We store a lot of image metadata from what we’ve collected through Facebook, Instagram, Twitter and Foursquare and many different services. We index and store the data in a plethora of different ways. We do this in order to permeate that data back and learn from the insights that it provides, giving us an idea of what locations near you would be interesting to visit.
Awesome. Is your data model something like you have one row for each image worth of metadata or can you help me understand that a little bit more?
We might pull in a specific person’s Facebook photos, for example. We initially index them by the person we originally got the images from. Then we would go through and determine where those images were taken. We would perhaps store all of the images from, let’s say, San Francisco in a row, in a different column family, so that it is easily assessable. Or we might do some image analysis and detect where all the venues are that certain people frequent. Where hipsters hang out, for example, from the amount of people with mustaches, putting all the image metadata that we need, including URL and various other metrics about that venue in a row, in another column family or with a different composite key. We index by a whole load of different methods based how we need to retrieve it from the front end later on.
It sounds like you’re storing a lot of metadata about a lot of different images.
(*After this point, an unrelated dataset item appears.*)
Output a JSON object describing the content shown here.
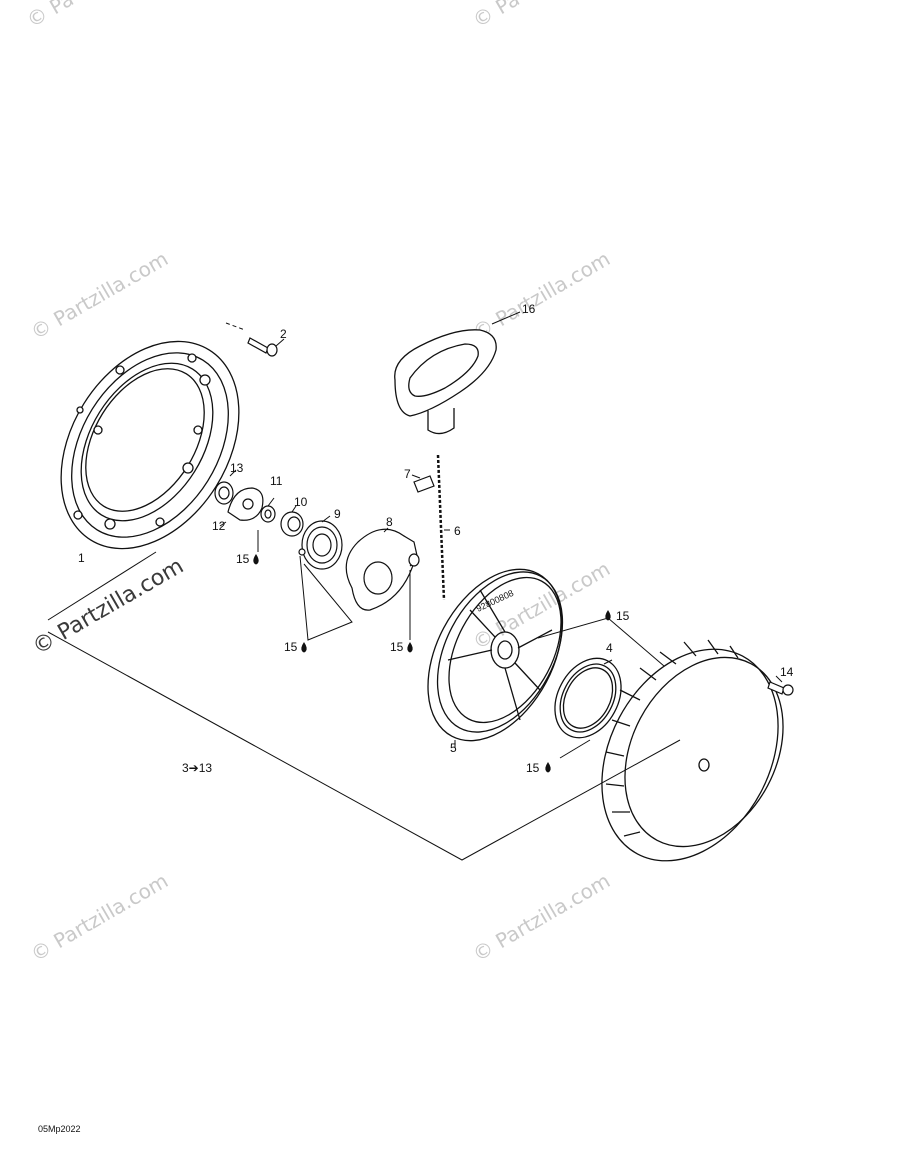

Can you share anything about either the number of images or how much data you guys are storing?
We have passed the two billion mark in number of raw images that we’ve pulled in and we index that at least 10 different ways. We probably store about 20 billion images worth of metadata. We do categorize the images, so I estimate we have in the tens of billions of rows. We also download and do a lot of image processing on the images as well, separately.
Where’s your infrastructure located? Are you running out of your own data centers or in the cloud?
We’re all EC2 right now, they’re all Ubuntu boxes, fairly vanilla. We have DataStax Community running for monitoring the service. We have 8 nodes in one availability zone and 4 in another for a large scale analysis.
That’s awesome. What’s the number one feature in Cassandra that you find is best for your use case?
The scalability is huge for us and having every node being a flat hierarchy is great; it means we can just add nodes whenever. We haven’t yet moved up to 1.2 but I’m excited about virtual nodes. Also, the ability to easily handle multiple data centers so that we can do analysis using Hadoop, without affecting the production cluster on the same data, has been very useful for us.
Chris, thank you very much for the information. Is there anything else you’d like to share with Planet Cassandra today?
We’re constantly blown away by Cassandra and the community; we’ve had some great training through DataStax and it’s really worked for us.